Conor Maginn has his sights set on a starting place for Down against Tipperary in next week-end’s All-Ireland round four football qualifier.
The Bryansford clubman came off the bench in the second-half of Sunday’s Ulster final and scored two points but his efforts failed to sustain Down’s challenge in a game which ultimately proved well beyond their reach.
Having also been used as a substitute in the Ulster semi-final win over Monaghan, Maginn clearly relishes the chance of seeing action from the start against Peter Creedon’s buoyant outfit who have chalked up significant back to back wins over Wexford and Antrim, both of whom had been fancied to beat them.
“Obviously competition for places is keen but I would like to be in there from the start if possible.
“Everyone wants to be on board as we are very keen to show we are a better side than we showed in the Ulster final,” observes Maginn.
He has already gained considerable experience with Down but the return of experienced duo Benny Coulter and Liam Doyle to the side for the Ulster decider coupled with the fine form of Donal O’Hare who made his championship debut in the quarter-final win over Fermanagh when he scored 1-1 means that Maginn’s scope for selection has been rather more limited.
Yet the manner in which he swung over his brace of scores against Jim McGuinness’ side, his opener coming with his first touch, underlined his predatory instinct and sure-footedness.
Danny Hughes was one of three substitutes — Maginn and Eoin McCartan being the other two — to land scores against Donegal and could now be challenging for starting places in the game against Tipperary.
There had been a doubt about Hughes leading up to Sunday’s game and manager James McCartan decided not to risk him.
Instead Kalum King was included while Liam Doyle took the place of Eoin McCartan.

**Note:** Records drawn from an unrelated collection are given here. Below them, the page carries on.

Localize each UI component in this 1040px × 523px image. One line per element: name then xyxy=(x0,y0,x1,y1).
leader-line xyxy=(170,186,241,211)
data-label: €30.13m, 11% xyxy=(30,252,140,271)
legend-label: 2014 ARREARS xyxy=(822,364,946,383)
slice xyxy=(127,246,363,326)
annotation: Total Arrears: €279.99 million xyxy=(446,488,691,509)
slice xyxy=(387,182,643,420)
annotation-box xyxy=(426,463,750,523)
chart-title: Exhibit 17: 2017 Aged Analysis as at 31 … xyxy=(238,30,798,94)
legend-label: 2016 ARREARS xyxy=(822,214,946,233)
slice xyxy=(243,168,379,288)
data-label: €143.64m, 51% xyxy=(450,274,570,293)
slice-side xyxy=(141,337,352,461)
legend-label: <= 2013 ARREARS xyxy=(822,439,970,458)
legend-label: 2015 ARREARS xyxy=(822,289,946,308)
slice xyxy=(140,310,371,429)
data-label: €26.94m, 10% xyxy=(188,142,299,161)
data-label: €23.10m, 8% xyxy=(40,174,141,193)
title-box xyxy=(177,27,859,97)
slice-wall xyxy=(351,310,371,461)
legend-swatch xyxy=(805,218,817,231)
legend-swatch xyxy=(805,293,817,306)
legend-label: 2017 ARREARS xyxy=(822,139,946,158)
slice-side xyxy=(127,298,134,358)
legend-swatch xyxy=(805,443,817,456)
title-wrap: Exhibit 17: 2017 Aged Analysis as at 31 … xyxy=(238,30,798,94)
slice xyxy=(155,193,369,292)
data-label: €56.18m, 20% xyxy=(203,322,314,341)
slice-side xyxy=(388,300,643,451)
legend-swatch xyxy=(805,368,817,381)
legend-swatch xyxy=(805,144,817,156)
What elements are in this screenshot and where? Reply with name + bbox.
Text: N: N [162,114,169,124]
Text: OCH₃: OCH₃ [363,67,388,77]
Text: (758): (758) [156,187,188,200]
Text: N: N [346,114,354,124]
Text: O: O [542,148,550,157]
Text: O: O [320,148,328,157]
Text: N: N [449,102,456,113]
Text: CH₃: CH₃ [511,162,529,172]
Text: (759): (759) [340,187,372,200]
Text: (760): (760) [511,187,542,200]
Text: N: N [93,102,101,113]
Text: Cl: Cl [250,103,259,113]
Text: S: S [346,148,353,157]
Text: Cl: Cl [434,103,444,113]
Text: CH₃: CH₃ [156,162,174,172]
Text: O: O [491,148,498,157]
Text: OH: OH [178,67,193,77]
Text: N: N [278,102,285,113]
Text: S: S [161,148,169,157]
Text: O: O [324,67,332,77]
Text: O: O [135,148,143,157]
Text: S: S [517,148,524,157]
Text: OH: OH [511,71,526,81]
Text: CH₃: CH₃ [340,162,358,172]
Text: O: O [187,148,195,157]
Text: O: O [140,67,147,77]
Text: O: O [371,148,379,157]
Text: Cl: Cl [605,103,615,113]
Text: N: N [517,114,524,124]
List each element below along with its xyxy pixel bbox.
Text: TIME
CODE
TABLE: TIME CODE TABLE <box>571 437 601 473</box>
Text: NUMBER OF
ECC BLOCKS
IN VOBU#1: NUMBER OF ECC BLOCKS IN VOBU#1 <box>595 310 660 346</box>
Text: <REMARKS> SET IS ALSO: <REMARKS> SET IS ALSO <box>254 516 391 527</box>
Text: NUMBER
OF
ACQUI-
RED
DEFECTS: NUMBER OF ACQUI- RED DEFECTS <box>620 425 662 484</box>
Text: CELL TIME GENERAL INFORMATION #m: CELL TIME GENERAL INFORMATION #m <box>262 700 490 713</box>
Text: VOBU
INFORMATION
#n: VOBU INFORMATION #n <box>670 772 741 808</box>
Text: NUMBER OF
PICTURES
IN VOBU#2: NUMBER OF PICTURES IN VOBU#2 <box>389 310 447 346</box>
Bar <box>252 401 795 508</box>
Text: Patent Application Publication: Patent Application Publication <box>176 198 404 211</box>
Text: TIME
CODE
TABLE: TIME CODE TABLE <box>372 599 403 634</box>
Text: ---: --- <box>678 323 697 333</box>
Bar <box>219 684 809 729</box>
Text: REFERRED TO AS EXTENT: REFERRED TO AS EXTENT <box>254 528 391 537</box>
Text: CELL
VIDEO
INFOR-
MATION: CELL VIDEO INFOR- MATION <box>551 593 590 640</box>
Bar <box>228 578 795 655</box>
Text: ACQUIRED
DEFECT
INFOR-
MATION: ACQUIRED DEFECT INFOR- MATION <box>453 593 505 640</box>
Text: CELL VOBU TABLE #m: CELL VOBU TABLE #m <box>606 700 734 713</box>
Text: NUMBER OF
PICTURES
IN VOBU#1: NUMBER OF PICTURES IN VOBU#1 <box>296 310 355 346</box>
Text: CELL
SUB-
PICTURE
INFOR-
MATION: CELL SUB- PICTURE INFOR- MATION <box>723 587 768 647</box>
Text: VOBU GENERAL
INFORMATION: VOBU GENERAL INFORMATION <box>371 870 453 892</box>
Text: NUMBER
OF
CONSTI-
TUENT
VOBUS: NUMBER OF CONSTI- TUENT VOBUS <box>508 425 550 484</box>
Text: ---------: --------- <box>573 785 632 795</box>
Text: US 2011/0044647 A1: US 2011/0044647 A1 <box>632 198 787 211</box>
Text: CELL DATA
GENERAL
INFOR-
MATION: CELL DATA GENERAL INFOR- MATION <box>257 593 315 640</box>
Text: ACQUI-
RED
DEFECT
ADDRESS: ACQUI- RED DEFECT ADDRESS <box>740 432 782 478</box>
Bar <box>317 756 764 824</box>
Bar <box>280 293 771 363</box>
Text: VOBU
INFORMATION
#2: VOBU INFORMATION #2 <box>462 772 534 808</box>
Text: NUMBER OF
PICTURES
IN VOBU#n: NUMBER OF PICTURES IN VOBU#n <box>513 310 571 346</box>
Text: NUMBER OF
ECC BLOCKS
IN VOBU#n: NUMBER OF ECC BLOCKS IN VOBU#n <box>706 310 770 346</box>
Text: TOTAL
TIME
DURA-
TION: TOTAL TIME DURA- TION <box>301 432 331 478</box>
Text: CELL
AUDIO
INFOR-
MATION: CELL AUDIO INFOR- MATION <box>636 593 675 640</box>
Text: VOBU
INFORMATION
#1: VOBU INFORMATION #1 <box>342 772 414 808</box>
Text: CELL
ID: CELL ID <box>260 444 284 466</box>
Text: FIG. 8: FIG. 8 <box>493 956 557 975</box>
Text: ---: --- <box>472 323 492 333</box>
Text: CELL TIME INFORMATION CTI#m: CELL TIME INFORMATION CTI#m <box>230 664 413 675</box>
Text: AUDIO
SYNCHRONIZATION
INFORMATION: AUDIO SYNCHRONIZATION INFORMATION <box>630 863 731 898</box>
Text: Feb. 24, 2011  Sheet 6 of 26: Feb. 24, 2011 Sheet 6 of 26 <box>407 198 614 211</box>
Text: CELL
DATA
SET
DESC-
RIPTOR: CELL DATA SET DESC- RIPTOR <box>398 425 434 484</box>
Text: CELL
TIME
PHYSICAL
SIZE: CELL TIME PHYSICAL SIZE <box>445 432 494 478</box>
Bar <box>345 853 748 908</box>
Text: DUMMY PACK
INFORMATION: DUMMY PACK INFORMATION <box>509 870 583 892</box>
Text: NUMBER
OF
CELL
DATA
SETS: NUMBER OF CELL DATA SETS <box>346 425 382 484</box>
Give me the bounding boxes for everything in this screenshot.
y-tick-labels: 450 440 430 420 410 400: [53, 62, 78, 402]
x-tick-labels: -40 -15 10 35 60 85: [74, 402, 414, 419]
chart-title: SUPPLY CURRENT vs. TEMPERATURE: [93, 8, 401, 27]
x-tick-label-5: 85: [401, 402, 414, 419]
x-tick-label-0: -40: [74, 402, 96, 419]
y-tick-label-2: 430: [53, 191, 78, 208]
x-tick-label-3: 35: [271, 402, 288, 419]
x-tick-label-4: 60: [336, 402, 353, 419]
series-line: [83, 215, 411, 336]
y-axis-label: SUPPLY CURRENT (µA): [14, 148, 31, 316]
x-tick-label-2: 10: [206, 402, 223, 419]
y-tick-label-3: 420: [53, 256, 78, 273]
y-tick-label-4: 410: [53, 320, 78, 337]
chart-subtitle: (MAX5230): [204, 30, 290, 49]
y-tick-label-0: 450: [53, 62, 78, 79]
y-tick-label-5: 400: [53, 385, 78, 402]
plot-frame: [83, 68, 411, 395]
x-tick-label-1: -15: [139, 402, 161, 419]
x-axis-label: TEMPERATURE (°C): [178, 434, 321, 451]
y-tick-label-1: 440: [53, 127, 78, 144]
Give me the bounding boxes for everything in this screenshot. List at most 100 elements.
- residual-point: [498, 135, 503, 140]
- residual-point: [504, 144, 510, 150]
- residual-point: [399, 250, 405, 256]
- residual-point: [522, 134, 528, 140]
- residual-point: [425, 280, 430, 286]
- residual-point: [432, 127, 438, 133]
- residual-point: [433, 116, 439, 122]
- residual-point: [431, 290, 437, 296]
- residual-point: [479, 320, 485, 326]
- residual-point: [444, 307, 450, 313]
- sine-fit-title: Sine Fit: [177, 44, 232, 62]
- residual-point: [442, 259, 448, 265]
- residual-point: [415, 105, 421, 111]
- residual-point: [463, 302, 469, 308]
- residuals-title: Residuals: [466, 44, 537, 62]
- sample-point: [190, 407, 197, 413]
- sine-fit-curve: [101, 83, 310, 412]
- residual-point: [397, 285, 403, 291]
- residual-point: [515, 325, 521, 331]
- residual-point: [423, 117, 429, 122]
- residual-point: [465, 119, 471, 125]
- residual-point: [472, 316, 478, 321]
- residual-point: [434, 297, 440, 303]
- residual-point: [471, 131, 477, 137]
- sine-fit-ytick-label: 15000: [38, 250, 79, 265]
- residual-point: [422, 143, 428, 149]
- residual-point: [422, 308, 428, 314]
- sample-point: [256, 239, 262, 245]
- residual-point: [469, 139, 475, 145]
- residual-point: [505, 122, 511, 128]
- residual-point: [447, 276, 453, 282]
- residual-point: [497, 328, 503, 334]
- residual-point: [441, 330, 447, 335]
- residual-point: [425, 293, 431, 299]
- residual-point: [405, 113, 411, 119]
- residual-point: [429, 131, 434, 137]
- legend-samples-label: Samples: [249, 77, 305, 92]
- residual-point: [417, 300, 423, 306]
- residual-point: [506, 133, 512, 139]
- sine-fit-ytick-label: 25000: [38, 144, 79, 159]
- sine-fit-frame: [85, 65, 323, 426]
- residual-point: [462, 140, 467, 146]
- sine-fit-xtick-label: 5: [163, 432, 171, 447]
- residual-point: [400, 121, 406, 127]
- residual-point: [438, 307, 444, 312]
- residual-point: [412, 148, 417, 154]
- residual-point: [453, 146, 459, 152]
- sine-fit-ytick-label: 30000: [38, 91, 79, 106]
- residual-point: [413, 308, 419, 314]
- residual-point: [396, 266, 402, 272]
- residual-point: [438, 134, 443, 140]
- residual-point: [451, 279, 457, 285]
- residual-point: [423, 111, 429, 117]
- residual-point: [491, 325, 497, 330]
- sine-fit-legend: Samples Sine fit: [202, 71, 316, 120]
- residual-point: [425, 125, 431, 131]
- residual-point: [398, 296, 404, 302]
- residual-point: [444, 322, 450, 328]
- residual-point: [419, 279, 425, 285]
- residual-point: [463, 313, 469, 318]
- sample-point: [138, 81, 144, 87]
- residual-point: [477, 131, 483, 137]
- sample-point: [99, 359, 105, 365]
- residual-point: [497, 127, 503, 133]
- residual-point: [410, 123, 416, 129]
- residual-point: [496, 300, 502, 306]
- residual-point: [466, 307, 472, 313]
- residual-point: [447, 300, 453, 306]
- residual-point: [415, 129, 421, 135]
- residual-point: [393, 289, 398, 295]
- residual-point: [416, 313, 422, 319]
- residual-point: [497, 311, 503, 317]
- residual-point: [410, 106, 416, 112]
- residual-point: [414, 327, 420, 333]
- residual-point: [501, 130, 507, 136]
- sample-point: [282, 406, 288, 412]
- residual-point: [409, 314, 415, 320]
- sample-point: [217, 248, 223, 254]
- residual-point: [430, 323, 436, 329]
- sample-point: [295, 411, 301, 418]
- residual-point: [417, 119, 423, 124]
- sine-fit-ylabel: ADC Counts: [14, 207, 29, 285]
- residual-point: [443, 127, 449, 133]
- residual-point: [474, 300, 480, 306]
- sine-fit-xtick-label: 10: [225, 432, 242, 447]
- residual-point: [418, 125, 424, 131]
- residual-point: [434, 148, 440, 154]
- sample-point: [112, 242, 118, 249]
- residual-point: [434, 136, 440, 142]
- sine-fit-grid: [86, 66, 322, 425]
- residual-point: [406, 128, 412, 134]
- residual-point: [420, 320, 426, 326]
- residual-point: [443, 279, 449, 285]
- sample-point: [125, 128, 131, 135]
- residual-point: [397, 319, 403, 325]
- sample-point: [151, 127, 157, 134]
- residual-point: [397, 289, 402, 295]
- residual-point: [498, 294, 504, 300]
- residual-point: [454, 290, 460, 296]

King, though, was mainly deployed up front where he made little headway against Donegal’s tight marking and it is now expected that he will resume his midfield partnership with Ambrose Rogers for the clash with Tipperary when Down may adopt a more conventional formation.
Attendance figures at this year's Ulster football championship were up almost 13 per cent on last year.
They increased by almost 15,000, reaching a total of 124,884 for the eight games.
The sell-out attendance of 34,696 at Sunday's Donegal-Down game was the largest for an Ulster final in three years.
It follows an upward trend of 20 per cent in attendances at Ulster club and McKenna Cup games, and a 15 per cent increase at the Under-21 football championships.